Nowadays, people rely on big data applications to embrace different kinds of services. Take the famous delivery robot Amazon Scout for example. We can now receive packages without human involvement.
It’s not difficult to imagine that more unprocessed data will be generated by the increasing demand for various services in our daily lives. International Data Corporation (IDC) predicts that worldwide data will grow tremendously to 175 ZB by 2025. The ever-growing volumes of data thus become a factor that drives the development of Computational Storage. This is a state-of-art storage system that can speed up data processing, make real-time analytics more efficient and shorten the time we wait for our package and data.
The distinction between conventional and Computational Storage models
In traditional computing architecture, data frequently moves between storage systems and memory units of the application servers. The CPU first requests the data from the storage system before the data is transferred to the CPU to do the computing. After the CPU finishes processing, the results are sent back to the storage system to be saved.
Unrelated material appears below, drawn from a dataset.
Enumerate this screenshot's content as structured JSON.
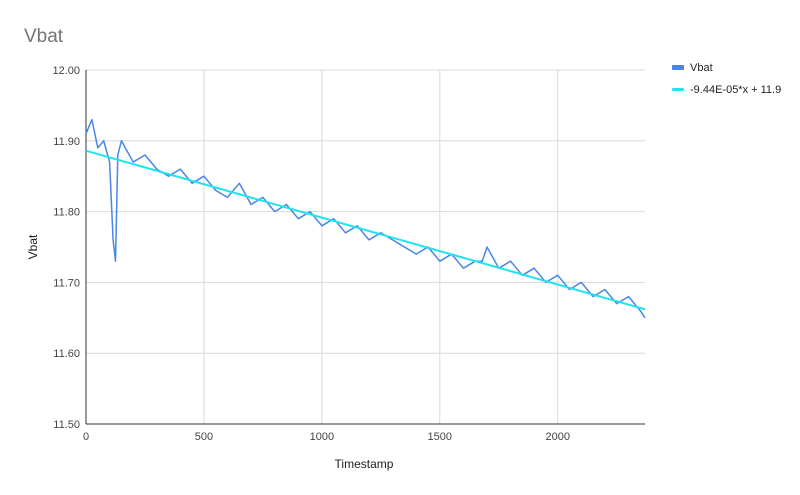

This process can be repeated thousands of times. The high cost of moving data during these repetitive steps can result in extra energy consumption and degrade the performance of big data applications.
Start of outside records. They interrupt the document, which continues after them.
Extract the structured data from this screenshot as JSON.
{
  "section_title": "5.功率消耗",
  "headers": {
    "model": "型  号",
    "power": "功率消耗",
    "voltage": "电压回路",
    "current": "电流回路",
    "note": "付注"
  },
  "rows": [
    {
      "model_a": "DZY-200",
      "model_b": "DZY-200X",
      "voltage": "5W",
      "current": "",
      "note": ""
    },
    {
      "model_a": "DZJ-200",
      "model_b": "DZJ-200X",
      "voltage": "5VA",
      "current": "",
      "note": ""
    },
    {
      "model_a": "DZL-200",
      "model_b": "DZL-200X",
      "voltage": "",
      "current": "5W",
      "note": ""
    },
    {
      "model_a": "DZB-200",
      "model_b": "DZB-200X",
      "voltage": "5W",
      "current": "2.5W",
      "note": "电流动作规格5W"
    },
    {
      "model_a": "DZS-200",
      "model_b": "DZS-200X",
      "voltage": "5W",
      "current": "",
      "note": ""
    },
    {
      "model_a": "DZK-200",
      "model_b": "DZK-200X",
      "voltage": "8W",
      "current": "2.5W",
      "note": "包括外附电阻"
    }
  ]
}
Unlike the Conventional Storage model, the Computational Storage model moves the processing to the data system, and no data is sent to the CPU. It means that data workloads are processed directly on the storage controller. It seeks to analyze and process the data where it resides.
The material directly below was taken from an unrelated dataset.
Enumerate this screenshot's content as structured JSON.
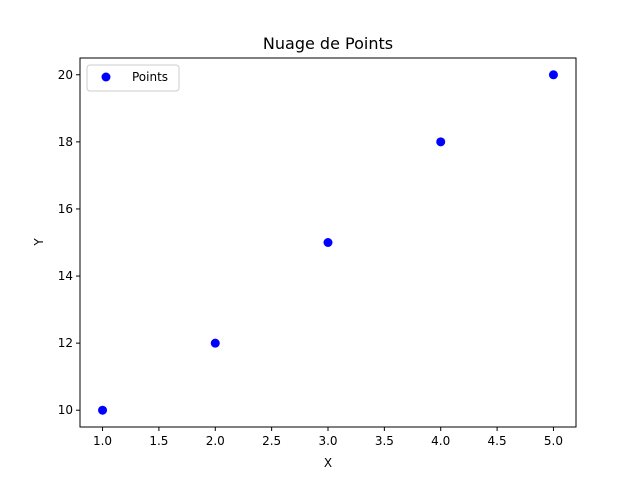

This is how it works. The CPU sends a request to the storage subsystem, but the data doesn’t need to leave the storage system. Instead, the operation is carried out by the drive itself. Computational Storage dramatically saves time and energy by eliminating the complex and repetitive steps that require large volumes of data to be sent back and forth across a network.
The components of Computational Storage
-
-
- Computational Storage Drives (CSD): A CSD is a Computational Storage device that represents either an ASIC or a microprocessor embedded in a storage device. It can perform computation in the storage system and supports persistent data storage.
-
-
-
- Computational Storage Processors (CSP): A CSP is a processor positioned as the controller of an array of SSDs. It’s a component that provides computational services and functions to an associated storage system, but it doesn’t offer persistent data storage
-
-
-
- Computational Storage Arrays (CSA): A CSA is a collection of CSD and CSP that contains both compute and storage with optional storage devices and the control software.
-
In a nutshell, Computational Storage is a storage subsystem that combines several CPUs located on the storage media, Computational Storage arrays or their controllers.
Three key benefits of Computational Storage
1. Minimum bandwidth and power: By using Computational Storage, data is not moved as frequently across the interface, allowing the user to allocate more data on the drive. By reducing data movement between storage and the main CPU, only the end result has to be delivered to the host. Computational Storage offers significant power savings and additional I/O bandwidth.
2. Strip out latency: As storage sizes usually vastly exceed memory, the data must be read in chunks. This slows down real-time data analytics and affects the efficiency of high-performance computing. However, Computational Storage can break these bottlenecks. By putting processing onto the storage subsystem itself, massive amounts of data can be processed where the data originates. It shortens the time taken to move, analyze and process the data, which significantly improves latency and network bandwidth utilization.
3. Data-Centric Computing: Unlike computer-centric architecture, data-centric architectures are designed to analyze massive data volumes, emphasizing the first data concept. By installing processing capabilities directly in the storage application, Computational Storage can free up CPU cycles for the high-level functions and tasks and enable parallelism for specific workloads that improve throughput and performance.
The Phison approach
Speaking of all these benefits above, Phison, as one of the leading companies in the computing industry, will soon launch an all-in-one solution for Computational Storage. Phison has accomplished this to allow for broad and immediate deployment of this new and innovative technology. We are partnering with many current server manufacturers to provide customers with turnkey solutions. The new technology not only can reduce network traffic, parallel computing but also ease other constraints on computing, I/O, memory and storage. Phison will offer the best platform and the widest range of solutions for all the data centers and cloud service providers to make the best use of more extensive data applications.